There isn’t much I can do about raising my height (Tom Cruise shoes perhaps), and I’m probably a little old for serenading anyway, but a few lines in Arabic are likely to turn a head or two at some stage in life. (My looks are fine, I should add.)
The same applies to the other influential languages in the 21st century – Spanish, Chinese, German, Japanese, Russian, French, Hindi and Portuguese.
Fortunately I was exposed to Mandarin while living in China. Regrettably I didn’t give it maximum attention, learning only the basics and resorting to mostly calling a friend and asking for help at times of need.
I’m not alone. Two years ago, concerns were raised in the UK that that there wasn’t enough language learning.
This is a pity, as China, Cat Stevens Tribute, and my experiences as a lifelong Spanish speaker have shown me that knowing another language is incredibly useful if you want to make friends and influence people.
This is particularly true in this changing world of ours: Arabic and Mandarin might both come in especially handy if working on Belt and Road, the new Silk Road through Central Asia and beyond.
But there are signs of change.
According to reports, Qatar is donating 400,000 pounds to a British Council programme that promotes Arabic teaching in British schools. While slightly short of the 198 million the oil-rich state splashed out on Neymar, it’s not to be sniffed at.
The financial contribution, paid for through Qatar Foundation International (a name no doubt familiar to keen La Liga watchers), looks to rebrand Arabic so that it “captures the imagination” of schools and parents. The British Council meanwhile aims to increase the number of learners and teachers of Arabic and build a better understanding of the Arab world in the UK.

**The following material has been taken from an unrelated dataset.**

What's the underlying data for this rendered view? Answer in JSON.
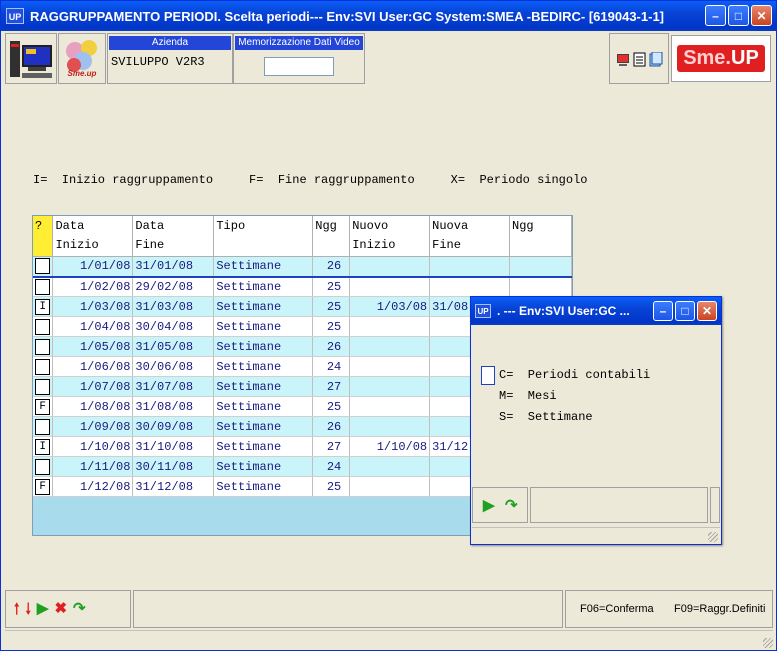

Similarly, the UK government is aiming to have 400,000 people enrolled in Mandarin classes by 2020. Efforts appear to be working. An increasing number of people in the UK are learning Mandarin, according to the FT:
- there are now 160,000 students registered through Confucius Institutes (think China’s soft power arm, like the Qatar Foundation) and Confucius Classrooms
- 45 percent of the UK’s private schools have established a Mandarin education option
- 6,237 British students signed up for HSK – the Chinese Standard Exam – by July 2017, 5 times the number of that signed up in 2011
Furthermore, new Kensington Wade is the UK’s first primary school to offer an immersive education in English and Mandarin for 3 to 11 year olds. (I’d be keen to know what Naughty Wall is in Chinese.)
While these are official facts and figures, there are probably many others learning through other means – digital especially. I myself have an Android app called ChineseSkill offering an entertaining way of learning survival phrases such as “The two girls are eating watermelon” and what not. Truly every little helps, and it’s not that difficult really.
And that’s probably the ultimate challenge.
How do we get more people like myself, who are either very busy or very lazy (I’ll let you decide), learn even a few words in Mandarin, Arabic, Russian, Portuguese, Spanish and other important languages? English can only get us so far.